In 2018, income inequality in the United States reached its highest level since the Census Bureau started studying it in 1967, despite the longest sustained period of economic growth in American history. The issue has become a flash point, with presidential contenders Bernie Sanders and Elizabeth Warren arguing for a wealth tax, while attacks on homeless people, labeled “parasites” and “bums,” are on the rise, according to the New York Times.
So it was invigorating to read about the winners of this year’s Nobel Memorial Prize in Economic Sciences, who took a scientific approach to reducing the harms of poverty. The laureates proved it could be done by tackling smaller questions, such as testing whether providing tutors for struggling students in India would make a difference versus expecting children to cope with a one-size-fits-all curriculum. The tailored instruction made for lasting improvements in achievement.

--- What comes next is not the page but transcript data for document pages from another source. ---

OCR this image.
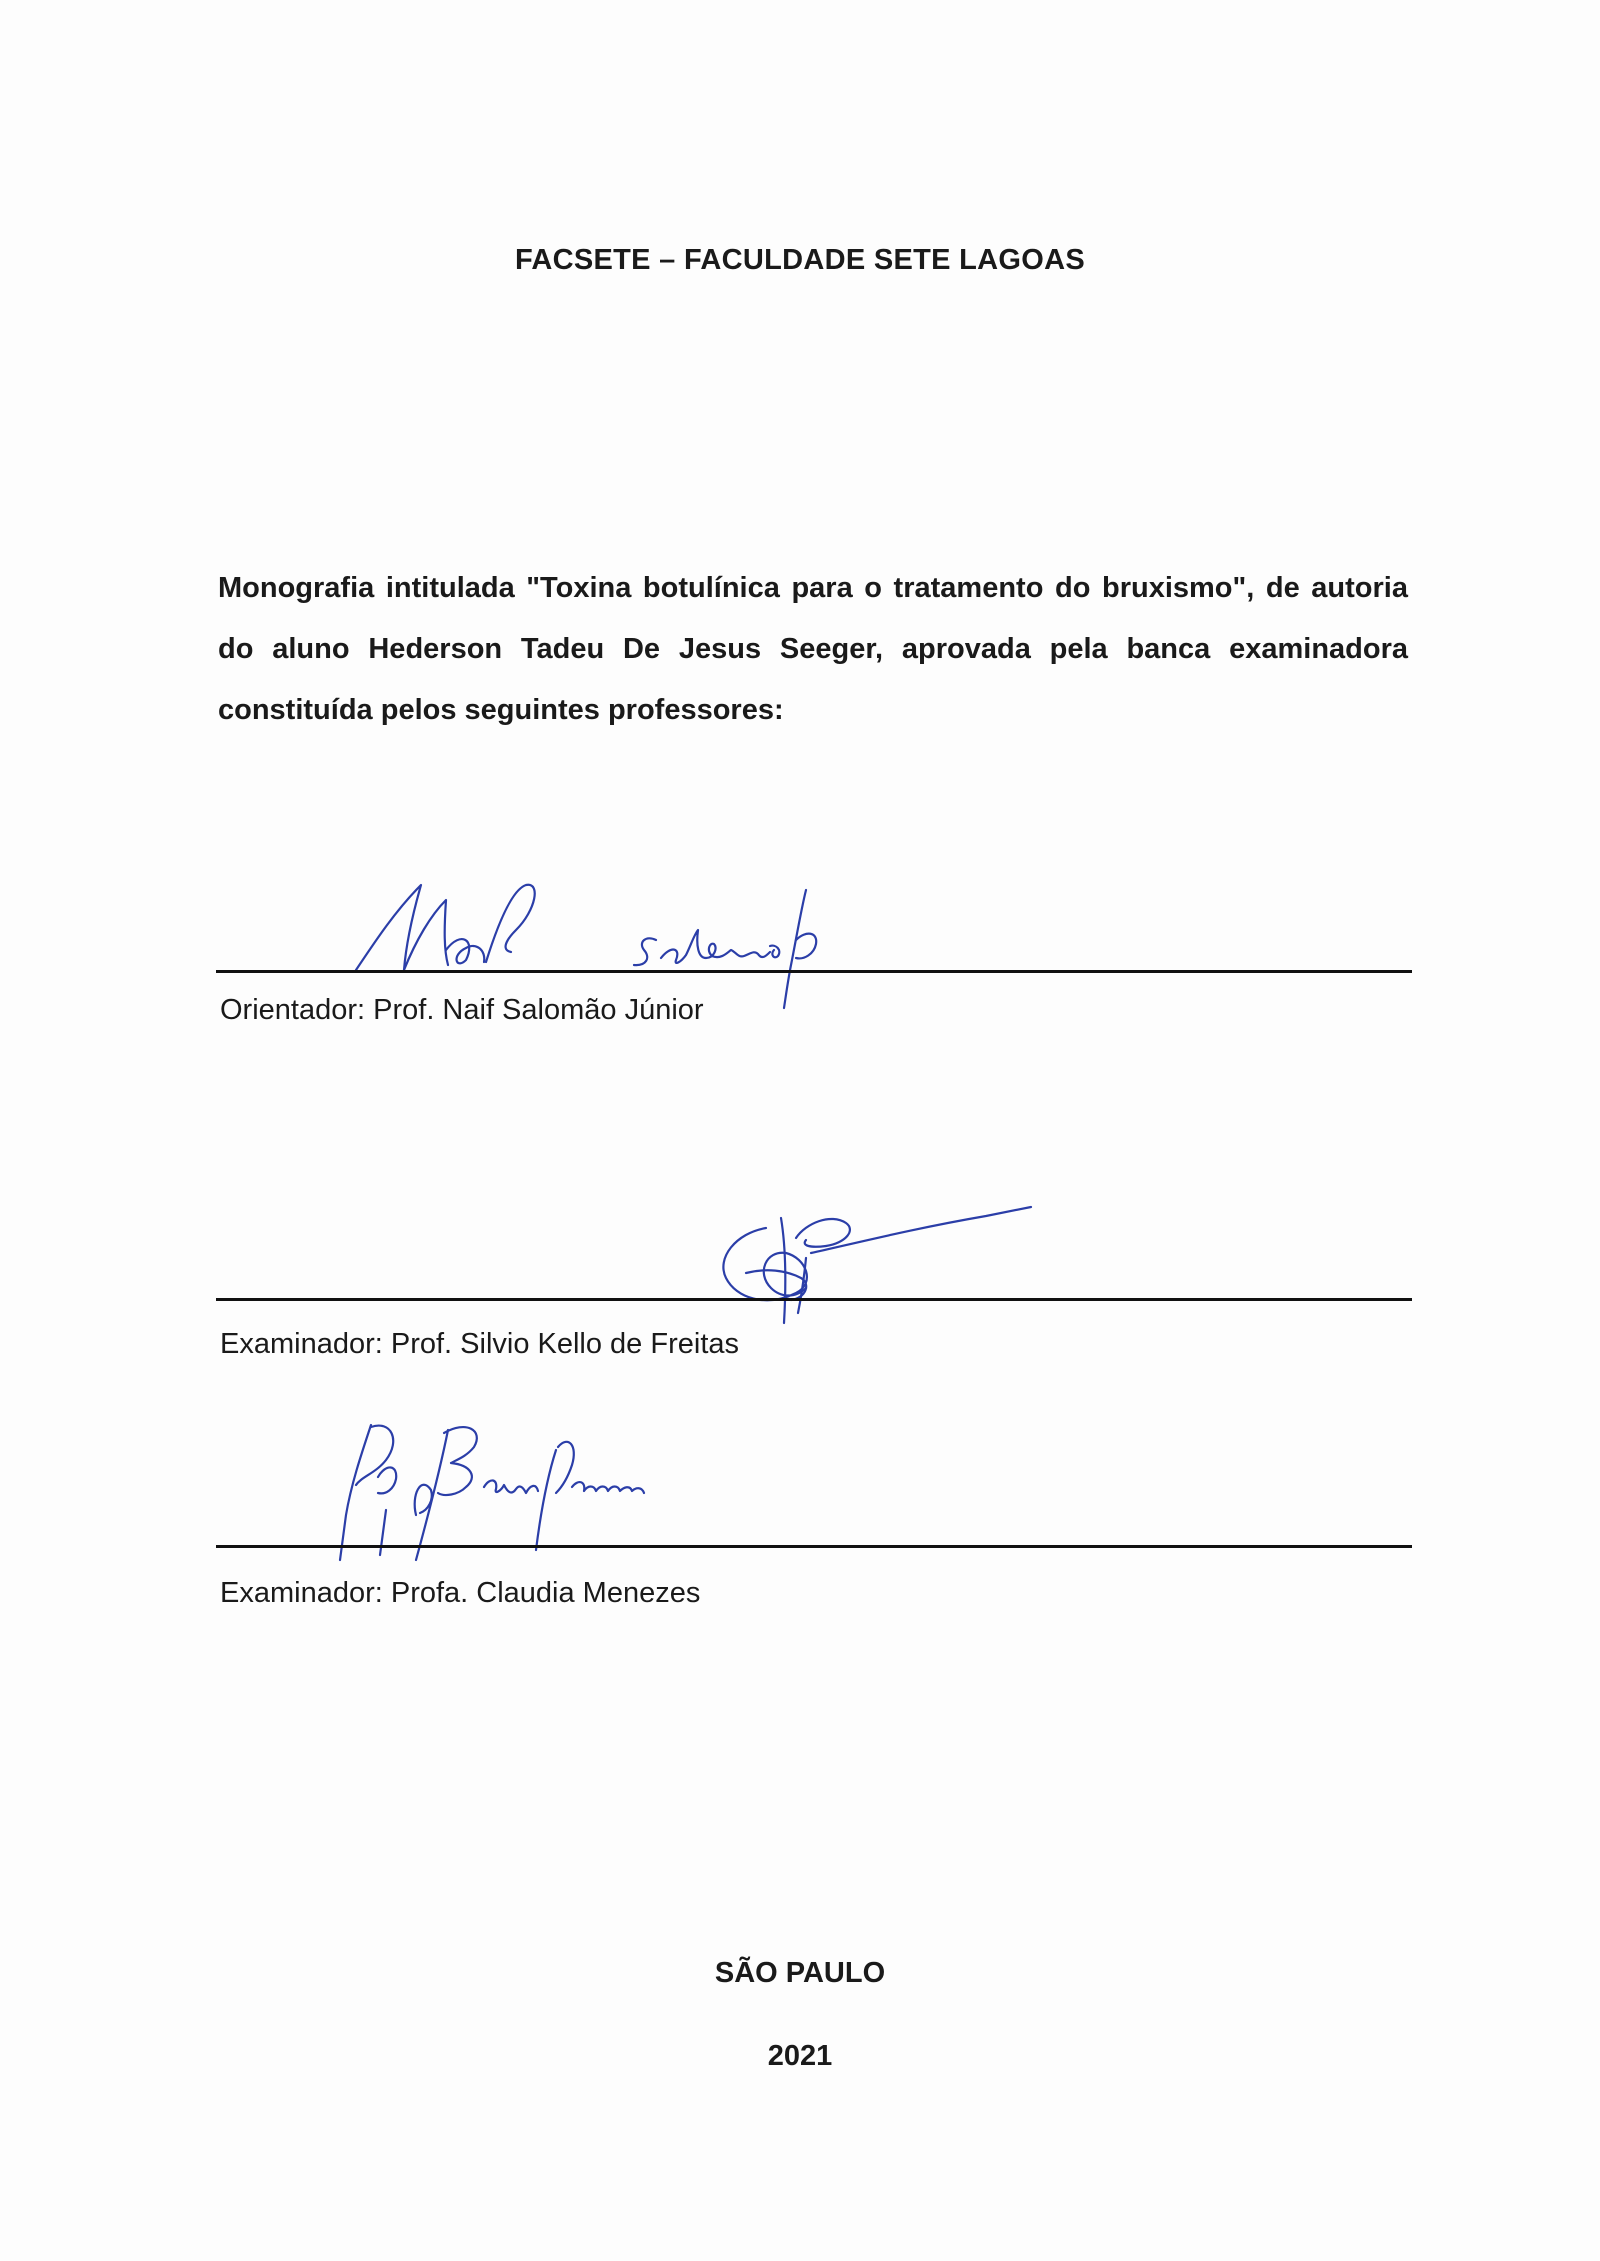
FACSETE – FACULDADE SETE LAGOAS

Monografia intitulada "Toxina botulínica para o tratamento do bruxismo", de autoria do aluno Hederson Tadeu De Jesus Seeger, aprovada pela banca examinadora constituída pelos seguintes professores:

Orientador: Prof. Naif Salomão Júnior
Examinador: Prof. Silvio Kello de Freitas
Examinador: Profa. Claudia Menezes
SÃO PAULO
2021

“Our goal is to make sure that the fight against poverty is based on scientific evidence,” Esther Duflo, the winner along with Abhijit Banerjee and Michael Kremer, told reporters on October 14. “It starts from the idea that often the poor are reduced to caricatures and often, even people who try to help them do not actually understand what are the deep roots of the problem.”
Policies devised to combat poverty often backfire, notes behavioral sciences writer Bruce Bower, who covered the award. These researchers not only helped create the science of development economics, he says, they made randomized controlled trials and fieldwork standard practice in the discipline.

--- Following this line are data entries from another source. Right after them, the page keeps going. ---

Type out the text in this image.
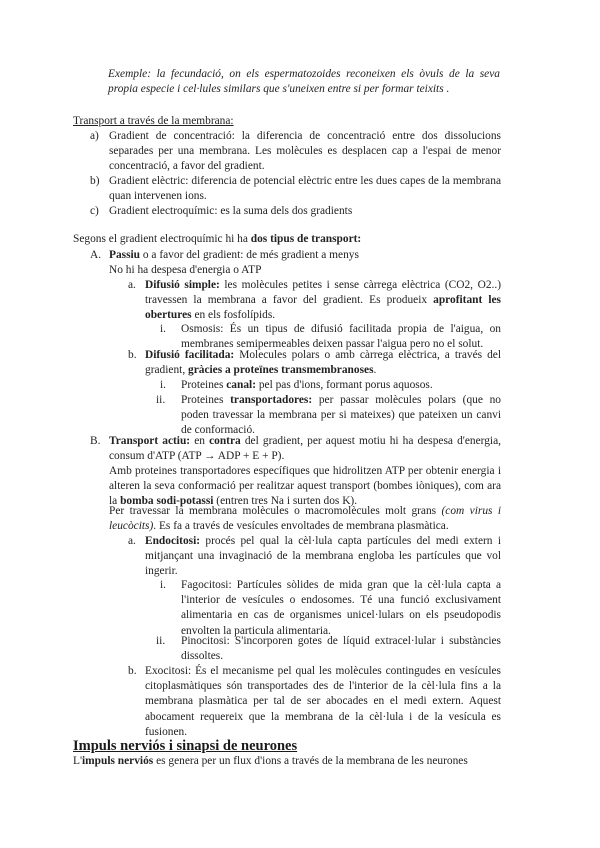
Exemple: la fecundació, on els espermatozoides reconeixen els òvuls de la seva propia especie i cel·lules similars que s'uneixen entre si per formar teixits .

Transport a través de la membrana:
a) Gradient de concentració: la diferencia de concentració entre dos dissolucions separades per una membrana. Les molècules es desplacen cap a l'espai de menor concentració, a favor del gradient.

b) Gradient elèctric: diferencia de potencial elèctric entre les dues capes de la membrana quan intervenen ions.

c) Gradient electroquímic: es la suma dels dos gradients

Segons el gradient electroquímic hi ha dos tipus de transport:

A. Passiu o a favor del gradient: de més gradient a menys

No hi ha despesa d'energia o ATP
a. Difusió simple: les molècules petites i sense càrrega elèctrica (CO2, O2..) travessen la membrana a favor del gradient. Es produeix aprofitant les obertures en els fosfolípids.

i. Osmosis: És un tipus de difusió facilitada propia de l'aigua, on membranes semipermeables deixen passar l'aigua pero no el solut.

b. Difusió facilitada: Molecules polars o amb càrrega elèctrica, a través del gradient, gràcies a proteïnes transmembranoses.

i. Proteines canal: pel pas d'ions, formant porus aquosos.

ii. Proteines transportadores: per passar molècules polars (que no poden travessar la membrana per si mateixes) que pateixen un canvi de conformació.

B. Transport actiu: en contra del gradient, per aquest motiu hi ha despesa d'energia, consum d'ATP (ATP → ADP + E + P).

Amb proteines transportadores específiques que hidrolitzen ATP per obtenir energia i alteren la seva conformació per realitzar aquest transport (bombes iòniques), com ara la bomba sodi-potassi (entren tres Na i surten dos K).

Per travessar la membrana molècules o macromolècules molt grans (com virus i leucòcits). Es fa a través de vesícules envoltades de membrana plasmàtica.

a. Endocitosi: procés pel qual la cèl·lula capta partícules del medi extern i mitjançant una invaginació de la membrana engloba les partícules que vol ingerir.

i. Fagocitosi: Partícules sòlides de mida gran que la cèl·lula capta a l'interior de vesícules o endosomes. Té una funció exclusivament alimentaria en cas de organismes unicel·lulars on els pseudopodis envolten la particula alimentaria.

ii. Pinocitosi: S'incorporen gotes de líquid extracel·lular i substàncies dissoltes.

b. Exocitosi: És el mecanisme pel qual les molècules contingudes en vesícules citoplasmàtiques són transportades des de l'interior de la cèl·lula fins a la membrana plasmàtica per tal de ser abocades en el medi extern. Aquest abocament requereix que la membrana de la cèl·lula i de la vesícula es fusionen.

Impuls nerviós i sinapsi de neurones

L'impuls nerviós es genera per un flux d'ions a través de la membrana de les neurones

The prize was notable also because Duflo, who works at MIT with Banerjee, is only the second woman to win a Nobel in economics. The field is grappling with long-standing problems with discrimination against women, what former Federal Reserve chief Janet Yellen recently called “an unacceptable culture.” After the Nobel announcement, Duflo said she hoped “many, many other women” would be inspired to persevere in economics as a result — and that men would give those women “the respect they deserve.”
Now let’s ponder a more distant inequality, in the Bronze Age.
About 4,000 years ago, farming households in central Europe included both wealthy individuals and unrelated people of little means, Bower reports. The researchers said they were “absolutely surprised” to find such inequity within households. The team also identified genetically unrelated high-status women who had presumably married into the families.
“It’s the beginning of a period of expanded social complexity,” Bower says of the Bronze Age. It’s not clear what role the poor people played in those households, but they may have been the precursors to the slaves common in some ancient Greek and Roman families. And the fact that women from afar married into those households may note the beginnings of a male-dominated society. Science gives us insights into how human societies develop and change and invents ways we can alleviate suffering, even if that means, as was the case for Duflo and her colleagues, improving the practice of science itself.